The price of regular gas averaged $3.75 per gallon nationally on Saturday, according to data from AAA. This is the highest gas price in the United States in eight months. California saw the highest statewide price at $4.98 per gallon. In total, six states had gas prices in excess of $4. The lowest price was in Mississippi, where people paid $3.29 for a gallon of gas.
In a July 27 press release, AAA blamed oil prices as the primary cause of rising gas prices, pointing out that oil prices have risen by $4 over the past few days to hover around $80.
Since oil makes up roughly 50 percent of the cost of gas, higher oil prices will inevitably result in higher gas prices at the pump. “Gas demand, meaning people fueling up, remains tepid. It’s lower now than at this time last year and in 2021,” said AAA spokesperson Andrew Gross.
“But while the heat may be keeping some folks home, it also suppresses refinery production, according to experts. Constrained supplies and a higher cost of oil are tipping the balance toward rising pump prices for now.”
Gas demand saw a marginal increase last week, while domestic gasoline stocks saw a slight decline. As such, should there be a demand spike, AAA expects pump prices to rise, given the tight supplies.
Oil prices have risen for the fifth straight week, with investors hopeful that supply cuts and healthy demand will keep supporting prices. Earlier this month, the OPEC+ alliance announced a reduction in oil output.
There is also a market expectation that the rate hike policy by the U.S. and European central banks may be nearing an end, which would boost the economy and is positive for oil prices.
Rising Oil Prices
In an interview with Fox, Patrick DeHaan, head of petroleum analysis at GasBuddy, pointed to the Biden administration’s oil policy as playing a part in the recent rise in oil prices.
“Part of the reason why the market is suddenly swinging up the upside is the end of those Strategic Petroleum Reserve (SPR) releases that ended in early July,” he said. “Now, the market has swung into an imbalance that will probably grow over the months ahead and can push oil prices up even more significantly.”

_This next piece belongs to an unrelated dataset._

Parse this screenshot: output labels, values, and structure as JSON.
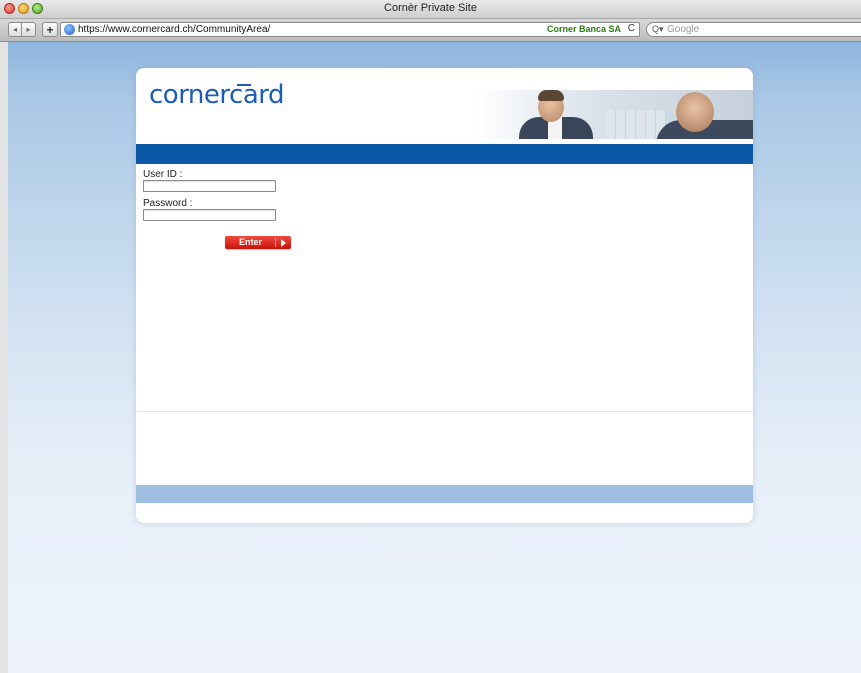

Beginning in late 2021, the Biden administration sold oil from the SPR in a bid to rein in rising prices. As a consequence, the reserve had fallen to the lowest level since 1983 by early July this year. With the sale of SPR oil no longer happening, the oil market has thus lost another source of supply, which can add upward pressure on the price.
DeHaan also raised concerns about hurricanes affecting prices. The hurricane season in the Atlantic basin already started on June 1 and is expected to last until Nov. 30, with their peaks usually during mid-August to mid-October.

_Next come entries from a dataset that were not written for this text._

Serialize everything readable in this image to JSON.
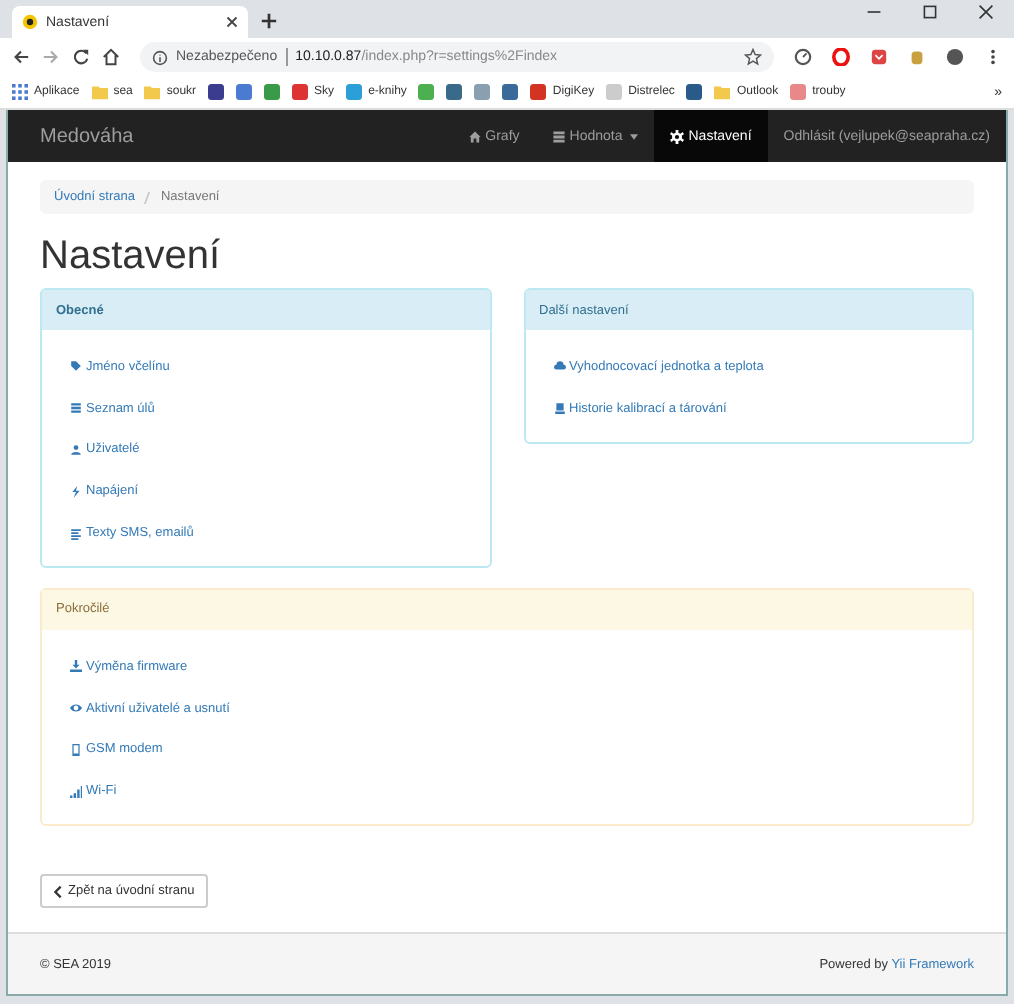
{
  "browser": {
    "tab_title": "Nastavení",
    "security": "Nezabezpečeno",
    "url_host": "10.10.0.87",
    "url_path": "/index.php?r=settings%2Findex",
    "more_bookmarks": "»",
    "bookmarks": [
      {
        "kind": "apps",
        "label": "Aplikace",
        "color": "#4a7bd0"
      },
      {
        "kind": "folder",
        "label": "sea",
        "color": "#f2c94c"
      },
      {
        "kind": "folder",
        "label": "soukr",
        "color": "#f2c94c"
      },
      {
        "kind": "site",
        "color": "#3b3b8f"
      },
      {
        "kind": "site",
        "color": "#4a7bd0"
      },
      {
        "kind": "site",
        "color": "#3a9a4a"
      },
      {
        "kind": "site",
        "label": "Sky",
        "color": "#dd3333"
      },
      {
        "kind": "site",
        "label": "e-knihy",
        "color": "#2a9fd8"
      },
      {
        "kind": "site",
        "color": "#4caf50"
      },
      {
        "kind": "site",
        "color": "#3a6a8a"
      },
      {
        "kind": "site",
        "color": "#8aa0b0"
      },
      {
        "kind": "site",
        "color": "#3a6a9a"
      },
      {
        "kind": "site",
        "label": "DigiKey",
        "color": "#d33322"
      },
      {
        "kind": "site",
        "label": "Distrelec",
        "color": "#cccccc"
      },
      {
        "kind": "site",
        "color": "#2a5a8a"
      },
      {
        "kind": "folder",
        "label": "Outlook",
        "color": "#f2c94c"
      },
      {
        "kind": "site",
        "label": "trouby",
        "color": "#e88888"
      }
    ]
  },
  "navbar": {
    "brand": "Medováha",
    "items": [
      {
        "kind": "home",
        "label": "Grafy",
        "selected": false
      },
      {
        "kind": "list",
        "label": "Hodnota",
        "selected": false,
        "dropdown": true
      },
      {
        "kind": "gear",
        "label": "Nastavení",
        "selected": true
      },
      {
        "kind": "none",
        "label": "Odhlásit (vejlupek@seapraha.cz)",
        "selected": false
      }
    ]
  },
  "breadcrumb": [
    "Úvodní strana",
    "Nastavení"
  ],
  "heading": "Nastavení",
  "panels": [
    {
      "title": "Obecné",
      "kind": "info",
      "items": [
        {
          "kind": "tag",
          "label": "Jméno včelínu"
        },
        {
          "kind": "list",
          "label": "Seznam úlů"
        },
        {
          "kind": "user",
          "label": "Uživatelé"
        },
        {
          "kind": "bolt",
          "label": "Napájení"
        },
        {
          "kind": "text",
          "label": "Texty SMS, emailů"
        }
      ]
    },
    {
      "title": "Další nastavení",
      "kind": "info",
      "items": [
        {
          "kind": "cloud",
          "label": "Vyhodnocovací jednotka a teplota"
        },
        {
          "kind": "book",
          "label": "Historie kalibrací a tárování"
        }
      ]
    },
    {
      "title": "Pokročilé",
      "kind": "warning",
      "items": [
        {
          "kind": "download",
          "label": "Výměna firmware"
        },
        {
          "kind": "eye",
          "label": "Aktivní uživatelé a usnutí"
        },
        {
          "kind": "phone",
          "label": "GSM modem"
        },
        {
          "kind": "signal",
          "label": "Wi-Fi"
        }
      ]
    }
  ],
  "back_button": "Zpět na úvodní stranu",
  "footer": {
    "copyright": "© SEA 2019",
    "powered": "Powered by",
    "link": "Yii Framework"
  }
}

“The biggest question looming really when it comes to oil—is the U.S. going to see a major hurricane that could impact our own oil production in the month of August. That would put us at more risk of even higher oil prices in the months ahead,” he said.
OPEC’s oil cuts are another factor pushing up oil prices. OPEC+, which includes OPEC and allies led by Russia, has been reducing oil supplies since November to boost prices.

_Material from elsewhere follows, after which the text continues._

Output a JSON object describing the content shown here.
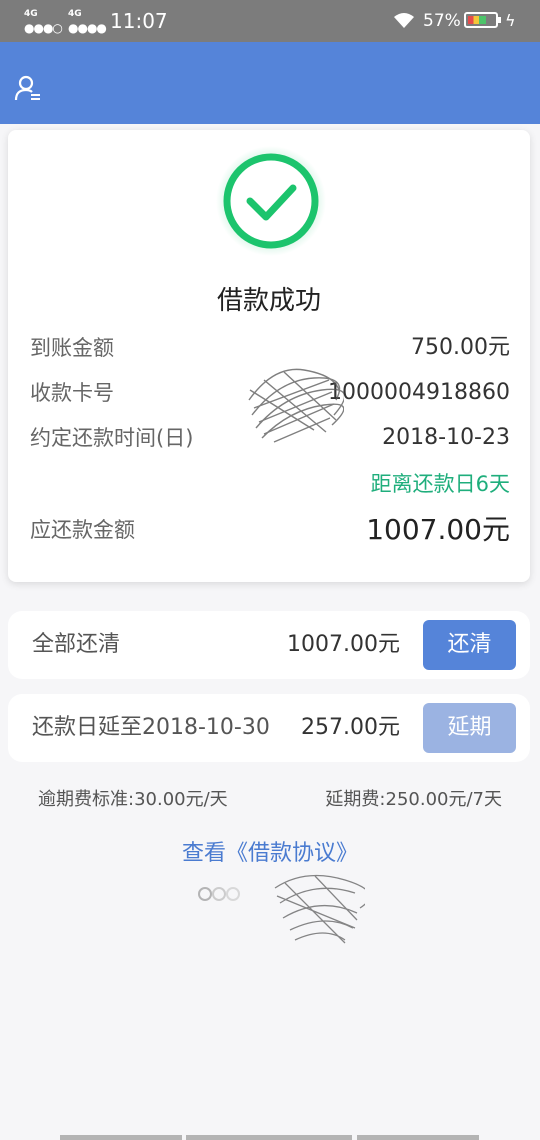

Saudi Arabia has said that it will extend its one million barrels per day of oil cuts into August. Russia announced a 500,000 barrel-per-day reduction for the month. Back in June, OPEC+ had agreed on a deal to restrict oil supply into 2024.
Oil Price Forecast
As to where oil prices could go, opinions are split among experts. In an interview with CNBC on July 24, Goldman’s head of oil research, Daan Struyven, said that the bank is expecting Brent crude to rise to $86 per barrel by year-end. Brent crude was trading around $84 per barrel as of 8:05 a.m. EDT on Saturday.
“We expect pretty sizable deficits in the second half with deficits of almost 2 million barrels per day in the third quarter as demand reaches an all-time high,” he said.
Pointing to the decline in rig counts. Mr. Struyven said that the bank expects “U.S. crude supply growth to slow down pretty significantly to a sequential pace of just 200 barrels per day from here.”
“Key point here for investors is, with the uncertainty about oil demand being so elevated, investors may require a premium to compensate for the elevated risk from such elevated demand uncertainty.”
In contrast, Per Lekander, the managing partner of investing group Clean Energy Transition, predicts that oil prices could become far cheaper than they are now.
In an interview with CNBC on Thursday, Lekander said that weak oil demand and a lack of cooperation could end up triggering a collapse of the OPEC+ alliance that accounts for around 40 percent of global crude oil output. The breakup could result in oil plunging to as low as $35 per barrel.
“In a growing market, time is your friend. You just need to wait a bit and things tighten up and improve … In a declining market, time is your enemy. You have to keep cutting, keep cutting, keep cutting,” he said.
“The more negative growth there is, and the less cooperation you have—and remember the last OPEC decision, it was really the Saudis doing it on their own … So, I would say, if my forecast is correct, and I’m very sure it is … it is going to break.”